During an interview on 3/13/2025 at 12:31 PM, the Assistant Director of Nursing/Interim Staffing Coordinator stated the previous staffing coordinator recently resigned, and they currently were doing the scheduling with the assistance of the Director of Nursing. They stated they would like to have a licensed practical nurse and one certified nurse aide on each floor. In the high rise (units 3-7), there was one aide for 20 residents. If there were residents that need two staff for assistance, they would utilize the nurse on the unit or call someone from another unit. The A wing was the rehabilitation floor, and there were always 2 certified nurse aides, one licensed practical nurse, and a registered nurse Unit Manager because that unit had more acute residents. They also had unit helpers to assist with making beds, passing water, but they could not do hands on care. Weekend staffing was a big challenge, the current goal was to just fill in the staffing holes. On the weekends, the on call registered nurse may have to come in to assist with the medication administration. They stated they were the House supervisor in the evenings sometimes. They recently they had to pass medication on the A wing, while supervising all the units, and there were a few falls that evening.
During a telephone interview on 3/13/2025 at 1:31 PM, former Staffing Coordinator #23 stated staffing ratios were always a challenge at the facility. They maintained the minimum staffing for each shift, but evenings, nights, weekends, and Mondays were hard to staff adequately. They would staff 1 licensed practical nurse per 40 residents on the A and B wings;1 licensed practical nurse for two units (40 residents) in the high rise (units 3-7); and 1 certified nurse aide per 20 residents. If staff called in then the previous shift staff person was mandated to stay, or they would reach out to staffing agency to fill in the holes.
During an interview with the Administrator and the Director of Nursing on 3/13/2025 at 1:50 PM, they stated they had an average census between 140-145 residents, Unit 2 remained closed and there was a registered nurse on all three shifts.

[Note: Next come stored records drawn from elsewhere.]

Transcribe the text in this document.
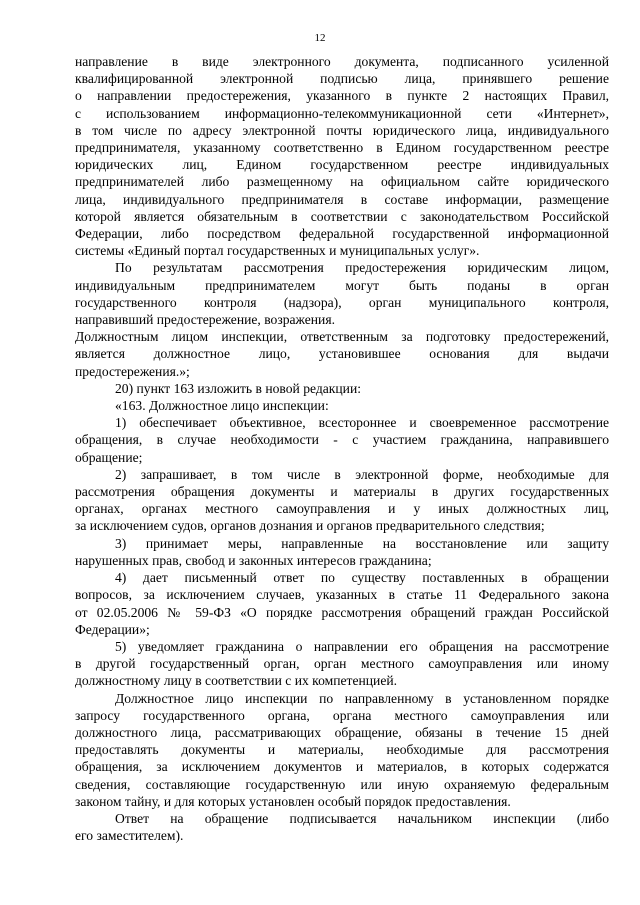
12
направление в виде электронного документа, подписанного усиленной
квалифицированной электронной подписью лица, принявшего решение
о направлении предостережения, указанного в пункте 2 настоящих Правил,
с использованием информационно-телекоммуникационной сети «Интернет»,
в том числе по адресу электронной почты юридического лица, индивидуального
предпринимателя, указанному соответственно в Едином государственном реестре
юридических лиц, Едином государственном реестре индивидуальных
предпринимателей либо размещенному на официальном сайте юридического
лица, индивидуального предпринимателя в составе информации, размещение
которой является обязательным в соответствии с законодательством Российской
Федерации, либо посредством федеральной государственной информационной
системы «Единый портал государственных и муниципальных услуг».
По результатам рассмотрения предостережения юридическим лицом,
индивидуальным предпринимателем могут быть поданы в орган
государственного контроля (надзора), орган муниципального контроля,
направивший предостережение, возражения.
Должностным лицом инспекции, ответственным за подготовку предостережений,
является должностное лицо, установившее основания для выдачи
предостережения.»;
20) пункт 163 изложить в новой редакции:
«163. Должностное лицо инспекции:
1) обеспечивает объективное, всестороннее и своевременное рассмотрение
обращения, в случае необходимости - с участием гражданина, направившего
обращение;
2) запрашивает, в том числе в электронной форме, необходимые для
рассмотрения обращения документы и материалы в других государственных
органах, органах местного самоуправления и у иных должностных лиц,
за исключением судов, органов дознания и органов предварительного следствия;
3) принимает меры, направленные на восстановление или защиту
нарушенных прав, свобод и законных интересов гражданина;
4) дает письменный ответ по существу поставленных в обращении
вопросов, за исключением случаев, указанных в статье 11 Федерального закона
от 02.05.2006 № 59-ФЗ «О порядке рассмотрения обращений граждан Российской
Федерации»;
5) уведомляет гражданина о направлении его обращения на рассмотрение
в другой государственный орган, орган местного самоуправления или иному
должностному лицу в соответствии с их компетенцией.
Должностное лицо инспекции по направленному в установленном порядке
запросу государственного органа, органа местного самоуправления или
должностного лица, рассматривающих обращение, обязаны в течение 15 дней
предоставлять документы и материалы, необходимые для рассмотрения
обращения, за исключением документов и материалов, в которых содержатся
сведения, составляющие государственную или иную охраняемую федеральным
законом тайну, и для которых установлен особый порядок предоставления.
Ответ на обращение подписывается начальником инспекции (либо
его заместителем).
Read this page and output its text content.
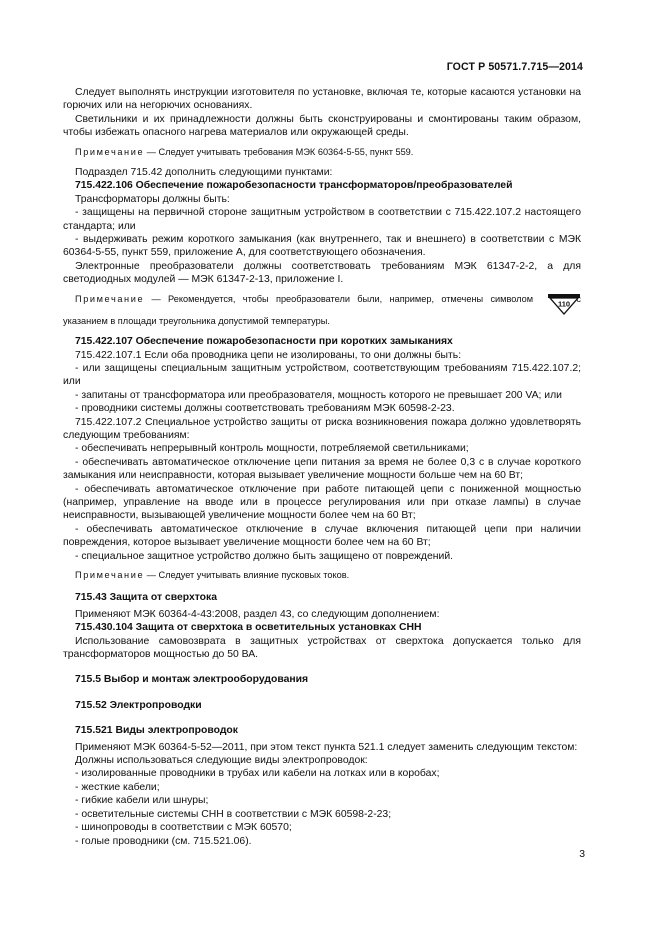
ГОСТ Р 50571.7.715—2014

Следует выполнять инструкции изготовителя по установке, включая те, которые касаются установки на горючих или на негорючих основаниях.

Светильники и их принадлежности должны быть сконструированы и смонтированы таким образом, чтобы избежать опасного нагрева материалов или окружающей среды.

Примечание — Следует учитывать требования МЭК 60364-5-55, пункт 559.

Подраздел 715.42 дополнить следующими пунктами:

715.422.106 Обеспечение пожаробезопасности трансформаторов/преобразователей

Трансформаторы должны быть:

- защищены на первичной стороне защитным устройством в соответствии с 715.422.107.2 настоящего стандарта; или

- выдерживать режим короткого замыкания (как внутреннего, так и внешнего) в соответствии с МЭК 60364-5-55, пункт 559, приложение А, для соответствующего обозначения.

Электронные преобразователи должны соответствовать требованиям МЭК 61347-2-2, а для светодиодных модулей — МЭК 61347-2-13, приложение I.

Примечание — Рекомендуется, чтобы преобразователи были, например, отмечены символом	110
с указанием в площади треугольника допустимой температуры.

715.422.107 Обеспечение пожаробезопасности при коротких замыканиях

715.422.107.1 Если оба проводника цепи не изолированы, то они должны быть:

- или защищены специальным защитным устройством, соответствующим требованиям 715.422.107.2; или

- запитаны от трансформатора или преобразователя, мощность которого не превышает 200 VA; или

- проводники системы должны соответствовать требованиям МЭК 60598-2-23.

715.422.107.2 Специальное устройство защиты от риска возникновения пожара должно удовлетворять следующим требованиям:

- обеспечивать непрерывный контроль мощности, потребляемой светильниками;

- обеспечивать автоматическое отключение цепи питания за время не более 0,3 с в случае короткого замыкания или неисправности, которая вызывает увеличение мощности больше чем на 60 Вт;

- обеспечивать автоматическое отключение при работе питающей цепи с пониженной мощностью (например, управление на вводе или в процессе регулирования или при отказе лампы) в случае неисправности, вызывающей увеличение мощности более чем на 60 Вт;

- обеспечивать автоматическое отключение в случае включения питающей цепи при наличии повреждения, которое вызывает увеличение мощности более чем на 60 Вт;

- специальное защитное устройство должно быть защищено от повреждений.

Примечание — Следует учитывать влияние пусковых токов.

715.43 Защита от сверхтока

Применяют МЭК 60364-4-43:2008, раздел 43, со следующим дополнением:

715.430.104 Защита от сверхтока в осветительных установках СНН

Использование самовозврата в защитных устройствах от сверхтока допускается только для трансформаторов мощностью до 50 ВА.

715.5 Выбор и монтаж электрооборудования

715.52 Электропроводки

715.521 Виды электропроводок

Применяют МЭК 60364-5-52—2011, при этом текст пункта 521.1 следует заменить следующим текстом:

Должны использоваться следующие виды электропроводок:

- изолированные проводники в трубах или кабели на лотках или в коробах;

- жесткие кабели;

- гибкие кабели или шнуры;

- осветительные системы СНН в соответствии с МЭК 60598-2-23;

- шинопроводы в соответствии с МЭК 60570;

- голые проводники (см. 715.521.06).

3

The minimum staffing for A and B wings was 2 certified nurse aides on each side and 1 licensed practical nurse; the high rise (Units 3-7) staffing for each unit was one licensed practical nurse who covered units 4 and 5 and one licensed practical nurse who covered 6 and 7, and there was one certified nurse aide on each unit. They stated to a certain extent staffing can affect the quality of care residents received. It was challenging to give good quality of care if the facility was short staffed.
During an interview on 3/14/2025 at 9:32 AM, the Medical Director stated staffing is a challenge. The staffing could be better. Currently, the units have one aide for 20 residents, and 1 licensed practical nurse for 40 residents. The registered nurses helped with medication administration and were resident centered. The staffing morale was low, and this could affect staffing. The lack of adequate staff could affect the care of the residents.